X-ray tube structure composition
The fixed anode X-ray tube is one of the simplest X-ray tubes in common use. Its structure consists of three parts: anode, cathode and glass shell to fix the poles and keep high vacuum in the glass tube. The anode is composed of an anode head, an anode cap, a glass ring and an anode handle. The main role of the anode by the anode head target surface (generally choose tungsten target) to block the high-speed movement of the electron flow and produce X-rays, and the resulting heat radiation or through the anode handle conduction out, but also absorb secondary electrons and scattered rays. X-rays produced in tungsten alloy X-ray tubes use less than 1% of the energy of the fast-moving electron stream, so heat dissipation is a very important problem in X-ray tubes.
The cathode is mainly composed of filament, focusing cover (or cathode head), cathode sleeve and glass core column, etc.
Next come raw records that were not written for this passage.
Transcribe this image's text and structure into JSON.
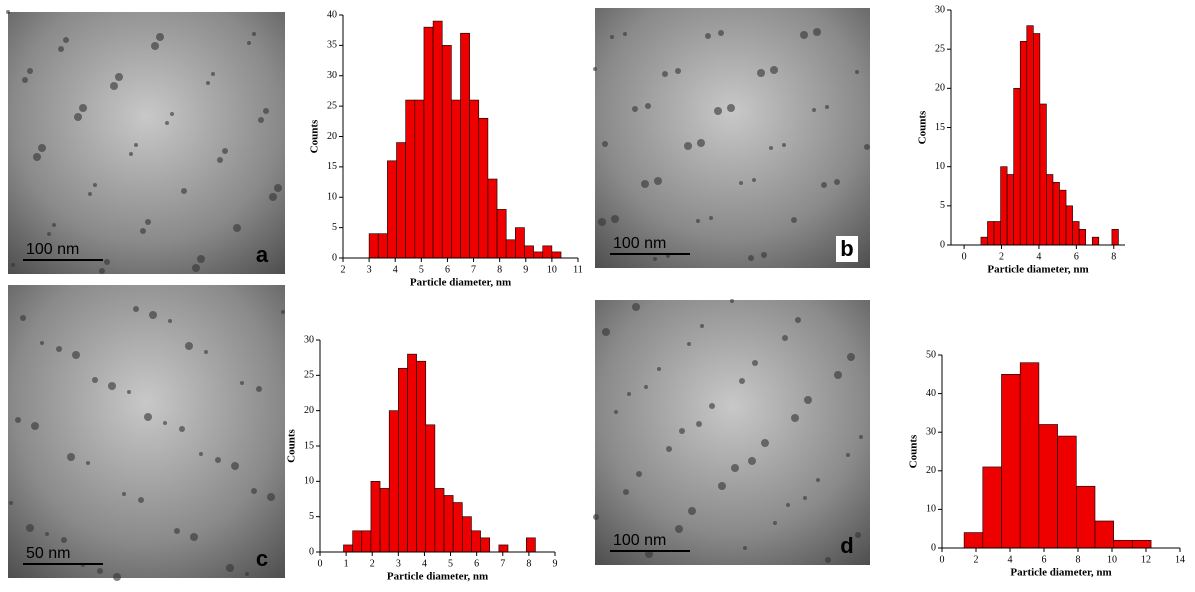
{
  "panels": [
    {
      "scale_bar": "100 nm",
      "label": "a"
    },
    {
      "scale_bar": "100 nm",
      "label": "b"
    },
    {
      "scale_bar": "50 nm",
      "label": "c"
    },
    {
      "scale_bar": "100 nm",
      "label": "d"
    }
  ],
  "chart_data": [
    {
      "type": "histogram",
      "x_label": "Particle diameter, nm",
      "y_label": "Counts",
      "color": "#ee0000",
      "bins": [
        3,
        3.35,
        3.7,
        4.05,
        4.4,
        4.75,
        5.1,
        5.45,
        5.8,
        6.15,
        6.5,
        6.85,
        7.2,
        7.55,
        7.9,
        8.25,
        8.6,
        8.95,
        9.3,
        9.65,
        10,
        10.35
      ],
      "values": [
        4,
        4,
        16,
        19,
        26,
        26,
        38,
        39,
        35,
        26,
        37,
        26,
        23,
        13,
        8,
        3,
        5,
        2,
        1,
        2,
        1
      ],
      "xlim": [
        2,
        11
      ],
      "xticks": [
        2,
        3,
        4,
        5,
        6,
        7,
        8,
        9,
        10,
        11
      ],
      "ylim": [
        0,
        40
      ],
      "yticks": [
        0,
        5,
        10,
        15,
        20,
        25,
        30,
        35,
        40
      ]
    },
    {
      "type": "histogram",
      "x_label": "Particle diameter, nm",
      "y_label": "Counts",
      "color": "#ee0000",
      "bins": [
        0.9,
        1.25,
        1.6,
        1.95,
        2.3,
        2.65,
        3,
        3.35,
        3.7,
        4.05,
        4.4,
        4.75,
        5.1,
        5.45,
        5.8,
        6.15,
        6.5,
        6.85,
        7.2,
        7.55,
        7.9,
        8.25
      ],
      "values": [
        1,
        3,
        3,
        10,
        9,
        20,
        26,
        28,
        27,
        18,
        9,
        8,
        7,
        5,
        3,
        2,
        0,
        1,
        0,
        0,
        2
      ],
      "xlim": [
        -0.7,
        8.6
      ],
      "xticks": [
        0,
        2,
        4,
        6,
        8
      ],
      "ylim": [
        0,
        30
      ],
      "yticks": [
        0,
        5,
        10,
        15,
        20,
        25,
        30
      ]
    },
    {
      "type": "histogram",
      "x_label": "Particle diameter, nm",
      "y_label": "Counts",
      "color": "#ee0000",
      "bins": [
        0.9,
        1.25,
        1.6,
        1.95,
        2.3,
        2.65,
        3,
        3.35,
        3.7,
        4.05,
        4.4,
        4.75,
        5.1,
        5.45,
        5.8,
        6.15,
        6.5,
        6.85,
        7.2,
        7.55,
        7.9,
        8.25
      ],
      "values": [
        1,
        3,
        3,
        10,
        9,
        20,
        26,
        28,
        27,
        18,
        9,
        8,
        7,
        5,
        3,
        2,
        0,
        1,
        0,
        0,
        2
      ],
      "xlim": [
        0,
        9
      ],
      "xticks": [
        0,
        1,
        2,
        3,
        4,
        5,
        6,
        7,
        8,
        9
      ],
      "ylim": [
        0,
        30
      ],
      "yticks": [
        0,
        5,
        10,
        15,
        20,
        25,
        30
      ]
    },
    {
      "type": "histogram",
      "x_label": "Particle diameter, nm",
      "y_label": "Counts",
      "color": "#ee0000",
      "bins": [
        1.3,
        2.4,
        3.5,
        4.6,
        5.7,
        6.8,
        7.9,
        9,
        10.1,
        11.2,
        12.3
      ],
      "values": [
        4,
        21,
        45,
        48,
        32,
        29,
        16,
        7,
        2,
        2
      ],
      "xlim": [
        0,
        14
      ],
      "xticks": [
        0,
        2,
        4,
        6,
        8,
        10,
        12,
        14
      ],
      "ylim": [
        0,
        50
      ],
      "yticks": [
        0,
        10,
        20,
        30,
        40,
        50
      ]
    }
  ]
}
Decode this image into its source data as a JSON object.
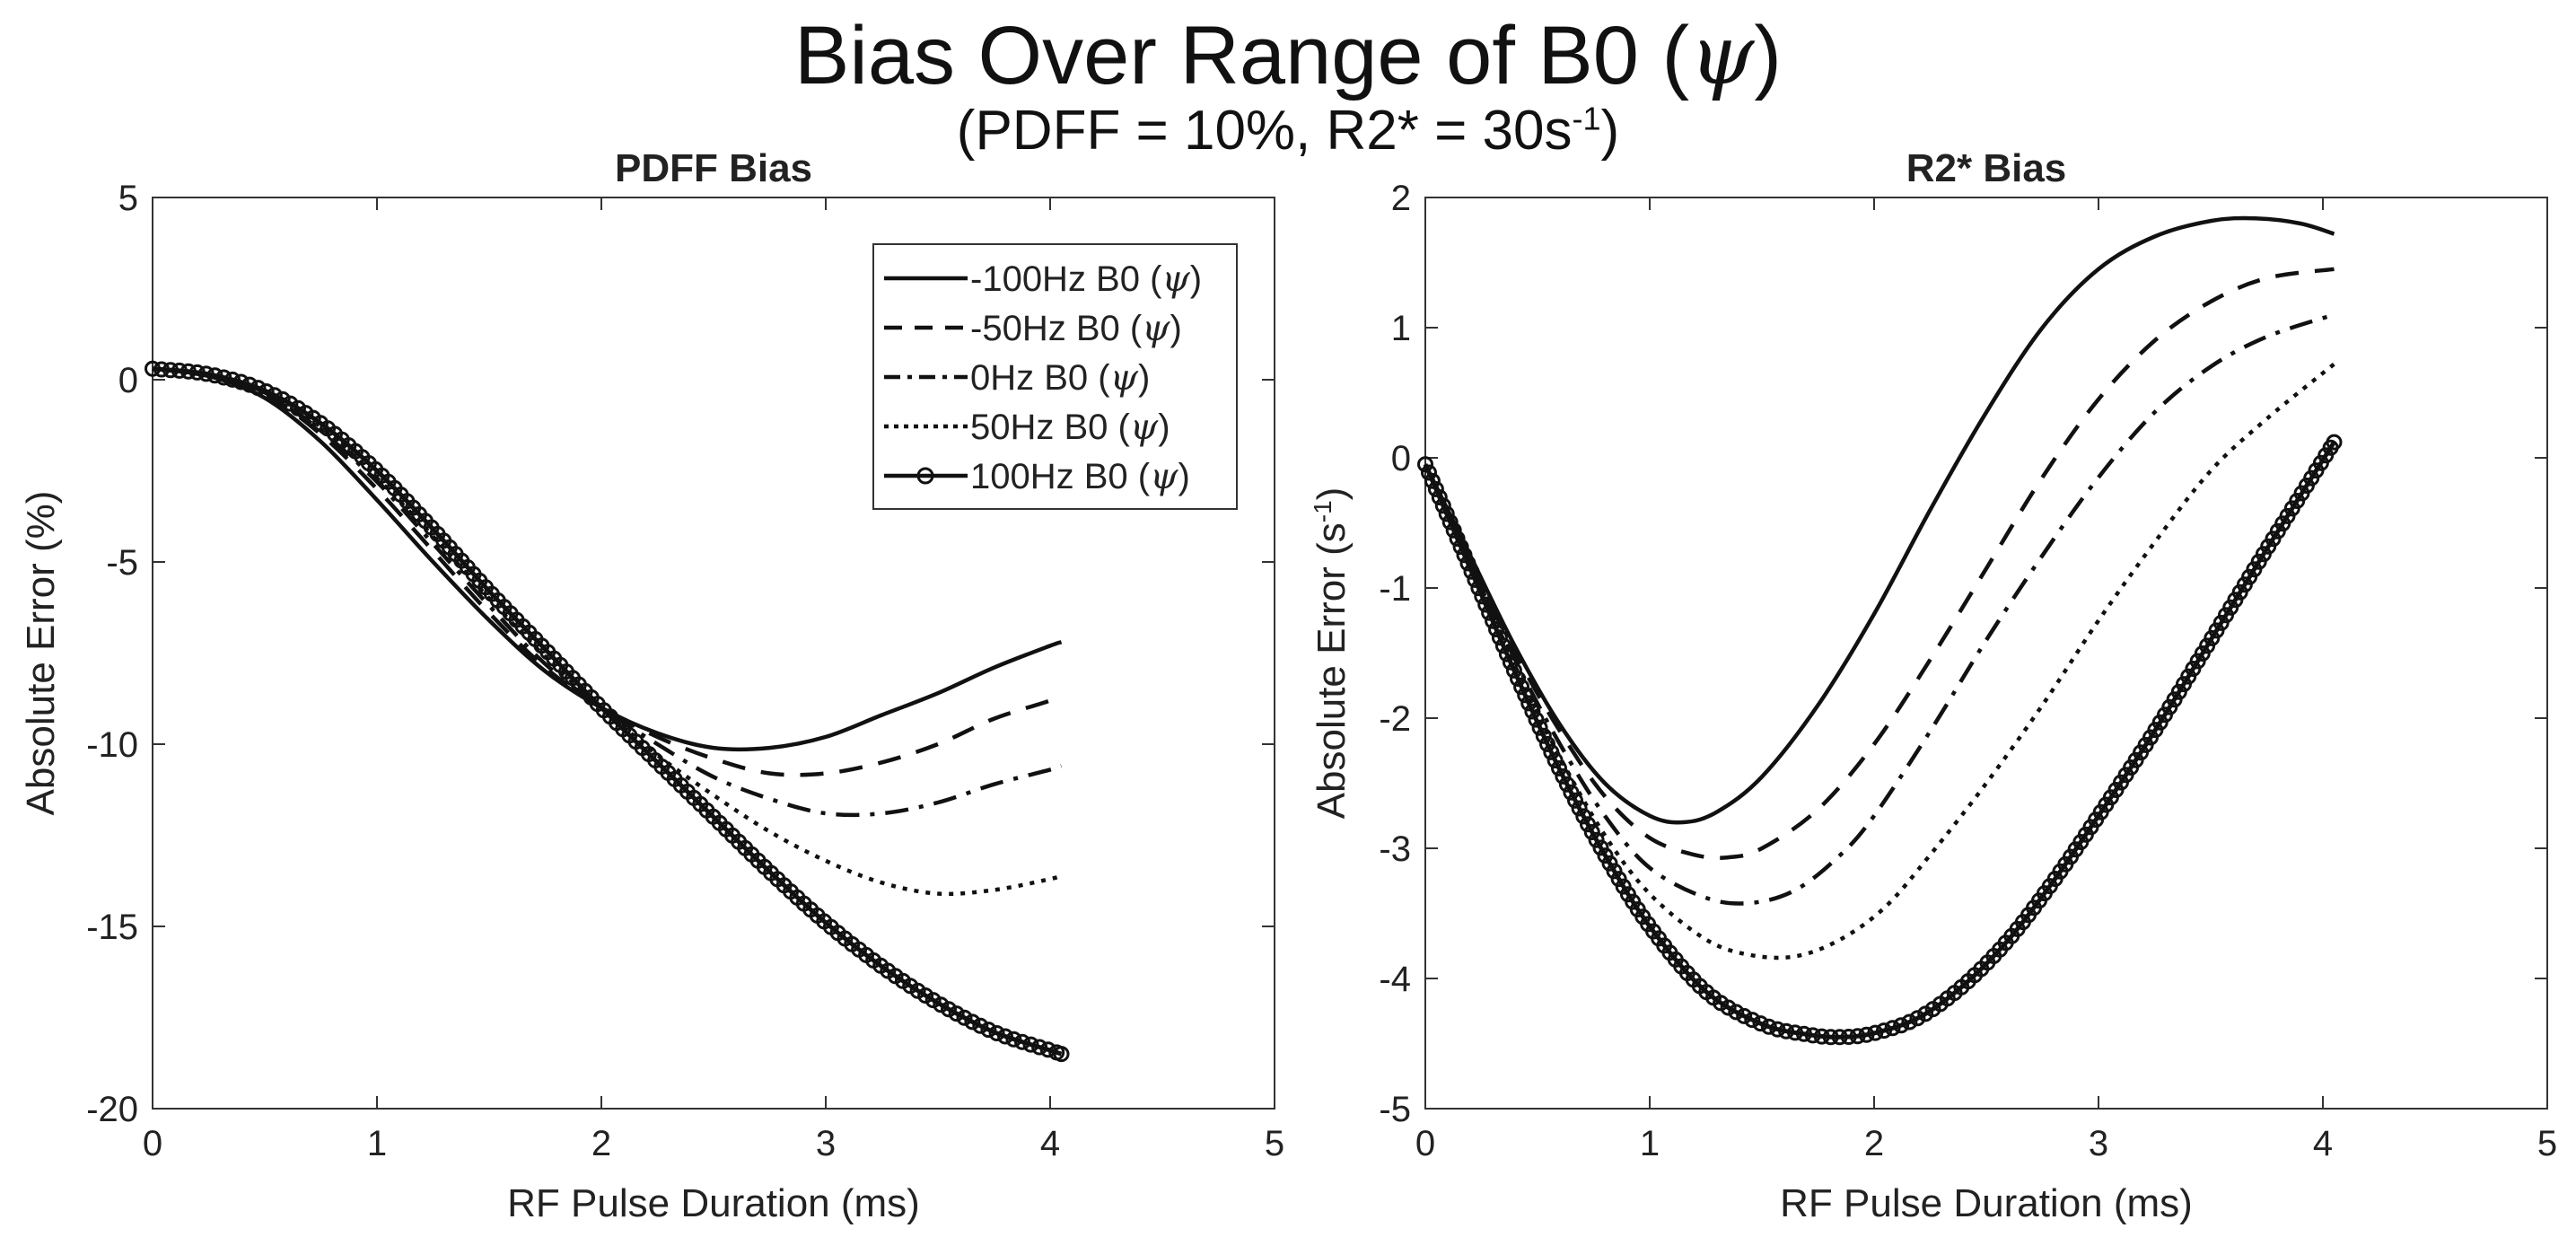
{
  "figure": {
    "title_text": "Bias Over Range of B0 (",
    "title_symbol": "ψ",
    "title_close": ")",
    "subtitle_prefix": "(PDFF = 10%, R2* = 30s",
    "subtitle_sup": "-1",
    "subtitle_suffix": ")"
  },
  "chart_data": [
    {
      "type": "line",
      "title": "PDFF Bias",
      "xlabel": "RF Pulse Duration (ms)",
      "ylabel": "Absolute Error (%)",
      "xlim": [
        0,
        5
      ],
      "ylim": [
        -20,
        5
      ],
      "xticks": [
        "0",
        "1",
        "2",
        "3",
        "4",
        "5"
      ],
      "yticks": [
        "5",
        "0",
        "-5",
        "-10",
        "-15",
        "-20"
      ],
      "legend_position": "top-right",
      "series": [
        {
          "name": "-100Hz B0 (ψ)",
          "style": "solid",
          "x": [
            0,
            0.25,
            0.5,
            0.75,
            1,
            1.25,
            1.5,
            1.75,
            2,
            2.25,
            2.5,
            2.75,
            3,
            3.25,
            3.5,
            3.75,
            4,
            4.05
          ],
          "y": [
            0.3,
            0.1,
            -0.5,
            -1.7,
            -3.3,
            -5.0,
            -6.6,
            -8.0,
            -9.0,
            -9.7,
            -10.1,
            -10.1,
            -9.8,
            -9.2,
            -8.6,
            -7.9,
            -7.3,
            -7.2
          ]
        },
        {
          "name": "-50Hz B0 (ψ)",
          "style": "dashed",
          "x": [
            0,
            0.25,
            0.5,
            0.75,
            1,
            1.25,
            1.5,
            1.75,
            2,
            2.25,
            2.5,
            2.75,
            3,
            3.25,
            3.5,
            3.75,
            4,
            4.05
          ],
          "y": [
            0.3,
            0.1,
            -0.4,
            -1.5,
            -3.0,
            -4.7,
            -6.4,
            -7.9,
            -9.0,
            -9.8,
            -10.4,
            -10.8,
            -10.8,
            -10.5,
            -10.0,
            -9.3,
            -8.8,
            -8.6
          ]
        },
        {
          "name": "0Hz B0 (ψ)",
          "style": "dashdot",
          "x": [
            0,
            0.25,
            0.5,
            0.75,
            1,
            1.25,
            1.5,
            1.75,
            2,
            2.25,
            2.5,
            2.75,
            3,
            3.25,
            3.5,
            3.75,
            4,
            4.05
          ],
          "y": [
            0.3,
            0.15,
            -0.35,
            -1.4,
            -2.8,
            -4.5,
            -6.2,
            -7.8,
            -9.0,
            -10.0,
            -10.9,
            -11.5,
            -11.9,
            -11.9,
            -11.6,
            -11.1,
            -10.7,
            -10.6
          ]
        },
        {
          "name": "50Hz B0 (ψ)",
          "style": "dotted",
          "x": [
            0,
            0.25,
            0.5,
            0.75,
            1,
            1.25,
            1.5,
            1.75,
            2,
            2.25,
            2.5,
            2.75,
            3,
            3.25,
            3.5,
            3.75,
            4,
            4.05
          ],
          "y": [
            0.3,
            0.15,
            -0.3,
            -1.3,
            -2.7,
            -4.3,
            -6.0,
            -7.6,
            -9.0,
            -10.3,
            -11.4,
            -12.4,
            -13.2,
            -13.8,
            -14.1,
            -14.0,
            -13.7,
            -13.6
          ]
        },
        {
          "name": "100Hz B0 (ψ)",
          "style": "solid-markers",
          "x": [
            0,
            0.25,
            0.5,
            0.75,
            1,
            1.25,
            1.5,
            1.75,
            2,
            2.25,
            2.5,
            2.75,
            3,
            3.25,
            3.5,
            3.75,
            4,
            4.05
          ],
          "y": [
            0.3,
            0.15,
            -0.3,
            -1.2,
            -2.5,
            -4.1,
            -5.8,
            -7.4,
            -9.0,
            -10.5,
            -12.0,
            -13.5,
            -14.9,
            -16.1,
            -17.1,
            -17.9,
            -18.4,
            -18.5
          ]
        }
      ]
    },
    {
      "type": "line",
      "title": "R2* Bias",
      "xlabel": "RF Pulse Duration (ms)",
      "ylabel": "Absolute Error (s",
      "ylabel_sup": "-1",
      "ylabel_suffix": ")",
      "xlim": [
        0,
        5
      ],
      "ylim": [
        -5,
        2
      ],
      "xticks": [
        "0",
        "1",
        "2",
        "3",
        "4",
        "5"
      ],
      "yticks": [
        "2",
        "1",
        "0",
        "-1",
        "-2",
        "-3",
        "-4",
        "-5"
      ],
      "series": [
        {
          "name": "-100Hz B0 (ψ)",
          "style": "solid",
          "x": [
            0,
            0.2,
            0.4,
            0.6,
            0.8,
            1.0,
            1.15,
            1.3,
            1.5,
            1.75,
            2,
            2.25,
            2.5,
            2.75,
            3,
            3.25,
            3.5,
            3.7,
            3.9,
            4.05
          ],
          "y": [
            -0.05,
            -0.75,
            -1.45,
            -2.05,
            -2.5,
            -2.75,
            -2.8,
            -2.72,
            -2.45,
            -1.9,
            -1.2,
            -0.4,
            0.35,
            1.0,
            1.45,
            1.7,
            1.82,
            1.84,
            1.8,
            1.72
          ]
        },
        {
          "name": "-50Hz B0 (ψ)",
          "style": "dashed",
          "x": [
            0,
            0.2,
            0.4,
            0.6,
            0.8,
            1.0,
            1.2,
            1.35,
            1.5,
            1.75,
            2,
            2.25,
            2.5,
            2.75,
            3,
            3.25,
            3.5,
            3.75,
            4.05
          ],
          "y": [
            -0.05,
            -0.8,
            -1.5,
            -2.1,
            -2.6,
            -2.92,
            -3.05,
            -3.07,
            -3.0,
            -2.7,
            -2.2,
            -1.55,
            -0.85,
            -0.15,
            0.45,
            0.9,
            1.2,
            1.38,
            1.45
          ]
        },
        {
          "name": "0Hz B0 (ψ)",
          "style": "dashdot",
          "x": [
            0,
            0.2,
            0.4,
            0.6,
            0.8,
            1.0,
            1.25,
            1.45,
            1.65,
            1.85,
            2,
            2.25,
            2.5,
            2.75,
            3,
            3.25,
            3.5,
            3.75,
            4.05
          ],
          "y": [
            -0.05,
            -0.8,
            -1.55,
            -2.2,
            -2.75,
            -3.15,
            -3.38,
            -3.42,
            -3.32,
            -3.05,
            -2.75,
            -2.1,
            -1.4,
            -0.75,
            -0.15,
            0.35,
            0.7,
            0.93,
            1.1
          ]
        },
        {
          "name": "50Hz B0 (ψ)",
          "style": "dotted",
          "x": [
            0,
            0.2,
            0.4,
            0.6,
            0.8,
            1.0,
            1.25,
            1.45,
            1.65,
            1.85,
            2.05,
            2.25,
            2.5,
            2.75,
            3,
            3.25,
            3.5,
            3.75,
            4.05
          ],
          "y": [
            -0.05,
            -0.8,
            -1.6,
            -2.3,
            -2.9,
            -3.35,
            -3.7,
            -3.82,
            -3.83,
            -3.7,
            -3.45,
            -3.05,
            -2.5,
            -1.9,
            -1.25,
            -0.65,
            -0.1,
            0.3,
            0.72
          ]
        },
        {
          "name": "100Hz B0 (ψ)",
          "style": "solid-markers",
          "x": [
            0,
            0.2,
            0.4,
            0.6,
            0.8,
            1.0,
            1.25,
            1.5,
            1.7,
            1.85,
            2.0,
            2.2,
            2.4,
            2.6,
            2.8,
            3.0,
            3.25,
            3.5,
            3.75,
            4.05
          ],
          "y": [
            -0.05,
            -0.85,
            -1.65,
            -2.4,
            -3.05,
            -3.6,
            -4.1,
            -4.35,
            -4.43,
            -4.45,
            -4.42,
            -4.3,
            -4.05,
            -3.7,
            -3.25,
            -2.75,
            -2.1,
            -1.4,
            -0.7,
            0.12
          ]
        }
      ]
    }
  ]
}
The electron beam bombarding the anode target is emitted by the filament of the hot cathode (usually tungsten filament), which is focused by the focusing hood (cathode head) under the high voltage acceleration of the tungsten alloy X-ray tube. The high speed moving electron beam impinges on the anode target and is suddenly blocked, which produces X-rays with continuous energy distribution (including characteristic X-rays reflecting the metal of the anode target).